CARTA AOS PAIS AUSENTES

Este texto é para todos os homens que, num determinado momento da sua vida, se despiram do papel de pai e abandonaram os filhos. Aos homens que se separam não só das mulheres, mas também dos filhos. A todos os pais ausentes.

Para ti o que é ser pai? Aparentemente, pagar uma pensão mensal (ou não) e telefonar de vez em quando? É postar no Facebook fotos “felizes” dos filhos de um fim de semana raro de visita?

Falo com conhecimento de causa.

Perdeste um grande aprendizado na vida. Perdeste a oportunidade de ensinar os teus filhos a dar os primeiros passos. Perdeste noites de sono recompensadas com sorrisos e um cheirinho incrível de bebé. Não viste a tua filha vestir-se de princesa e acreditar na fada dos dentes. Não percebeste que o teu filho não gosta de futebol, mas adora o mar e uma prancha de surf.

Depois da separação achaste que não tinhas mais obrigações na educação dos teus filhos. Concluíste que não dás conta da nova mulher e dos filhos antigos. Eles já não se enquadram na tua nova vida, não é?

É uma pena que não tenhas enlouquecido como eu com os TPC, as zangas e os morreres de amores com os amiguinhos, a conversa sem fim a seguir à escola, as febres, as viroses, as atividades, as contas por pagar.

Tenho pena que seja uma chatice para ti ficares com os teus filhos de vez em quando.

Mal pensas nos teus filhos que abandonaste nas mãos de uma mulher que, teve de ser forte e de criar um ser humano e um futuro cidadão completamente sozinha. Que pena que não te lembres da data de aniversário da tua criança. E que nem vás saber se um dia vai entrar na faculdade ou se vai passar dificuldades na vida.

Não é para o teu colo que o teu filho vai correr quando precisar de chorar. Ufa, certo?

Não é o carinho dele que vais sentir sempre que caíres sem ninguém para te amparar. Não são aquelas mãozinhas pequenas com verniz vermelho que vais segurar depois de um dia de trabalho.

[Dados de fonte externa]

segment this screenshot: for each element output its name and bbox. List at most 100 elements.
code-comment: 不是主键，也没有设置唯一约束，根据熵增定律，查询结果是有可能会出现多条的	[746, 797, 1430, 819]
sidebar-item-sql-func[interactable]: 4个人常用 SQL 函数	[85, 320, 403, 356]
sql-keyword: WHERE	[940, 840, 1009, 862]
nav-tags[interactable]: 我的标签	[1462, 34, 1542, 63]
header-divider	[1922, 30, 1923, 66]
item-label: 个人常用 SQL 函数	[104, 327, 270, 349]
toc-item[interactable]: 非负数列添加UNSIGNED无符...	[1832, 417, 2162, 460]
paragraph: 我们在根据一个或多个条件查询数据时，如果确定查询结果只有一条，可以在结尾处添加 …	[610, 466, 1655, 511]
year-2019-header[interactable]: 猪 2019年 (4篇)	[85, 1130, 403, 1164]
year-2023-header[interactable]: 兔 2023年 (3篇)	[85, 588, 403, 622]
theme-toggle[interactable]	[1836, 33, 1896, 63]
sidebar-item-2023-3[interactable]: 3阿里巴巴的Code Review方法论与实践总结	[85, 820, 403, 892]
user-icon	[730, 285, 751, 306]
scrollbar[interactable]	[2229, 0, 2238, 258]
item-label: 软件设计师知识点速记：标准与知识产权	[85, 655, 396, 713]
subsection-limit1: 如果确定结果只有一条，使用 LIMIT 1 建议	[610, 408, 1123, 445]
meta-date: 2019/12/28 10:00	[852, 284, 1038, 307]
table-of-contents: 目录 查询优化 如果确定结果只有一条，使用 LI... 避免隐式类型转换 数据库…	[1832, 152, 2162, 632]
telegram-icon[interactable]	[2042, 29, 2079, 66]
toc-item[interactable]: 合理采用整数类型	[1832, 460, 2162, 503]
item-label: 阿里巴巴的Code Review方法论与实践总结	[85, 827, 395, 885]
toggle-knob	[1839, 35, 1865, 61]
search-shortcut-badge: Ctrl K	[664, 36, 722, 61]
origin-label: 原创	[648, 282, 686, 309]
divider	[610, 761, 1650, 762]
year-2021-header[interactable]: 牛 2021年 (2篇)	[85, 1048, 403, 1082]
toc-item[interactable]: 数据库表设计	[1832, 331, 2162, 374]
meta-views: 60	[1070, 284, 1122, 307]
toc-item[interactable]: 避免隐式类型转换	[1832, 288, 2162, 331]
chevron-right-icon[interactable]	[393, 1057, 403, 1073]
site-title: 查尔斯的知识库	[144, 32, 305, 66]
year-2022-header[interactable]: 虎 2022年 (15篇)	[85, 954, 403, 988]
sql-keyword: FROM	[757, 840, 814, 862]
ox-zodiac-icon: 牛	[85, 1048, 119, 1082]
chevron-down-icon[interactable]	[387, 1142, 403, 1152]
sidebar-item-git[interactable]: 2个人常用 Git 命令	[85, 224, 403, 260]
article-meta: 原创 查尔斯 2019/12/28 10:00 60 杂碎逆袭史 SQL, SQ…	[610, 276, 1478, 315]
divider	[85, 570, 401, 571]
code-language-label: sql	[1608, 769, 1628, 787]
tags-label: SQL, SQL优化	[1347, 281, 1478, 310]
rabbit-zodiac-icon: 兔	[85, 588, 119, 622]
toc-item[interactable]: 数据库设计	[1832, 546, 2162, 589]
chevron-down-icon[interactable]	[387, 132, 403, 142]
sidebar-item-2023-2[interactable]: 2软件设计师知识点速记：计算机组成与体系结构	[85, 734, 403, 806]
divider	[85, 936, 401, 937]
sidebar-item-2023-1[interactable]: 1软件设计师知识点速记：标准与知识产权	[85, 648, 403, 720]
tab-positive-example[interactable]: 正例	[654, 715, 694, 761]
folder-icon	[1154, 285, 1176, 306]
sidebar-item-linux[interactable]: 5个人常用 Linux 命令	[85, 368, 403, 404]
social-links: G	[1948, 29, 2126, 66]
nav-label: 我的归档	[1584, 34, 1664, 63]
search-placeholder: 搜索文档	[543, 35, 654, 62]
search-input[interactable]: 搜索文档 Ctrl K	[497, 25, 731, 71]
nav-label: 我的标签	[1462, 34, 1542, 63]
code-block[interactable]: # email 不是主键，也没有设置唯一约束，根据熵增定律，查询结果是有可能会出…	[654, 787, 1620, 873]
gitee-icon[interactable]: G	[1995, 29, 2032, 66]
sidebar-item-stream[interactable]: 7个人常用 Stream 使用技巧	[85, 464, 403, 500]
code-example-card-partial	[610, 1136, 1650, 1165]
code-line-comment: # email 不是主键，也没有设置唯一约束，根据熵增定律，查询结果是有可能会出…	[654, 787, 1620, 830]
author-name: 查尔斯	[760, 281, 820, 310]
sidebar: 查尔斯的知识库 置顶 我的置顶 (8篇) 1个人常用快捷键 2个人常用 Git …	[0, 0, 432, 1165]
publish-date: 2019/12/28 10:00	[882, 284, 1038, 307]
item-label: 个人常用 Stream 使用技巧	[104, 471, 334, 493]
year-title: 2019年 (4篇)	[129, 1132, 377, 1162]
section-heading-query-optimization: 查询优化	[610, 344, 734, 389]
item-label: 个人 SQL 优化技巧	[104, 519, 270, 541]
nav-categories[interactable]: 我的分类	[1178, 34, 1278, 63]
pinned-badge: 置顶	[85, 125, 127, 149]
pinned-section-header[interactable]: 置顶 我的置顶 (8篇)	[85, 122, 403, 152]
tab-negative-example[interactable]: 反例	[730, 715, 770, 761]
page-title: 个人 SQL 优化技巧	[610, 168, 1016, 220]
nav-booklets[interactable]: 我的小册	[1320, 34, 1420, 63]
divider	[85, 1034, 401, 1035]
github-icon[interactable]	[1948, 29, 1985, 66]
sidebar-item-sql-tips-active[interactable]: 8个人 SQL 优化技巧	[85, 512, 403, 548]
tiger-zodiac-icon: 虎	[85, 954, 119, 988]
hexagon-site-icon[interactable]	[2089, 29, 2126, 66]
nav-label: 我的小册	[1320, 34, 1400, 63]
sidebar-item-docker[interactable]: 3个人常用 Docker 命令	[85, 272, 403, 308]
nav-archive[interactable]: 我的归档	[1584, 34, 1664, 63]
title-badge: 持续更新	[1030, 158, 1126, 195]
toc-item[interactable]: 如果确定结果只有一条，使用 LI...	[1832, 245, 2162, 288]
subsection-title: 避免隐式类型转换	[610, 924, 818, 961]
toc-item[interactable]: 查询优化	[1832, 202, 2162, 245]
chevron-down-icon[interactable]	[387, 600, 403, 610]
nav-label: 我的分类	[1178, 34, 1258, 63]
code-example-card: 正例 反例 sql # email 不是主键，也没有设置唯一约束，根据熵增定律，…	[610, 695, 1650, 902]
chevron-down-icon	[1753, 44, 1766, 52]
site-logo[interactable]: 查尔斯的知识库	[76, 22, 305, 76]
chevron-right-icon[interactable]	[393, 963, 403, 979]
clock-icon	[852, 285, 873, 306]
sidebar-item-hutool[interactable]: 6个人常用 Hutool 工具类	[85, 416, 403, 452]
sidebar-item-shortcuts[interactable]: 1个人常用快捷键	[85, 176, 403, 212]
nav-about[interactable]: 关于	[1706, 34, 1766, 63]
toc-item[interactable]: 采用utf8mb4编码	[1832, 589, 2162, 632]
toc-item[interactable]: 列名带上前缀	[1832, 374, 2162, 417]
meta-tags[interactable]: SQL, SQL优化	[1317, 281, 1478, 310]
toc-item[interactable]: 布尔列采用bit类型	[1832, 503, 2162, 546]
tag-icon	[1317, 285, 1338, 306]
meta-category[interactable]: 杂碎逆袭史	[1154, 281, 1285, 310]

Felizmente, não terás preocupação nenhuma, até porque está alguém a criar (e bem) os teus filhos. Felizmente, não vais perder horas de sono quando o teu filho for sair à noite. Nunca terás vontade de bater na parede para aguentar uma birra terrível sem te passares. Que sorte, não terás cabelos brancos tão cedo.

Não vais dormir exausto depois de fazer os TPC, ir à  natação, ao ballet, ao inglês. Não vais chorar ao veres o teu filho chorar também.

O fim de semana é só por tua conta! Que maravilha! Nunca vais ter de ensinar alguém a andar de bicicleta e não vais ficar com dores nas costas de tanto empurrar. Nunca sentirás aquela alegria de veres o teu filho a pedalar sozinho depois de várias tentativas. Nunca perderás o teu tempo a ver o pôr do sol ao lado do teu filho, nem a falar sobre o universo e as coisas mais estapafurdias da vida.

É uma pena que sejas apenas pai de certidão de nascimento (às vezes nem isso), e nunca vás experienciar nada disto. Nem a parte boa nem a parte má. Não saberás o que é amor incondicional. O que é ter um companheiro para o resto da vida que vai te amar com todas as forças que tem.

Mas sabes, podes ficar tranquilo. Os teus filhos vão crescer saudáveis, inteligentes, com alguns traumas, mas como se costuma dizer, “o que não te mata torna-te mais forte”. Nada que os marque para sempre, porque os teus filhos ficaram com a mãe.

A Mãe de verdade. Que às vezes sente vontade de fugir, que se tranca na casa de banho a chorar, que fica exausta e irritada com os choros, as manhas e as malcriações. Esta mães consegue ter os mais variados sentimentos dentro de si e ainda assim amar tanto os seus filhos que aguenta tudo por eles.

Por isso, descansa, fica tranquilo.

Os teus filhos estão a ser bem cuidados.

E tu podes continuar livre e desocupado.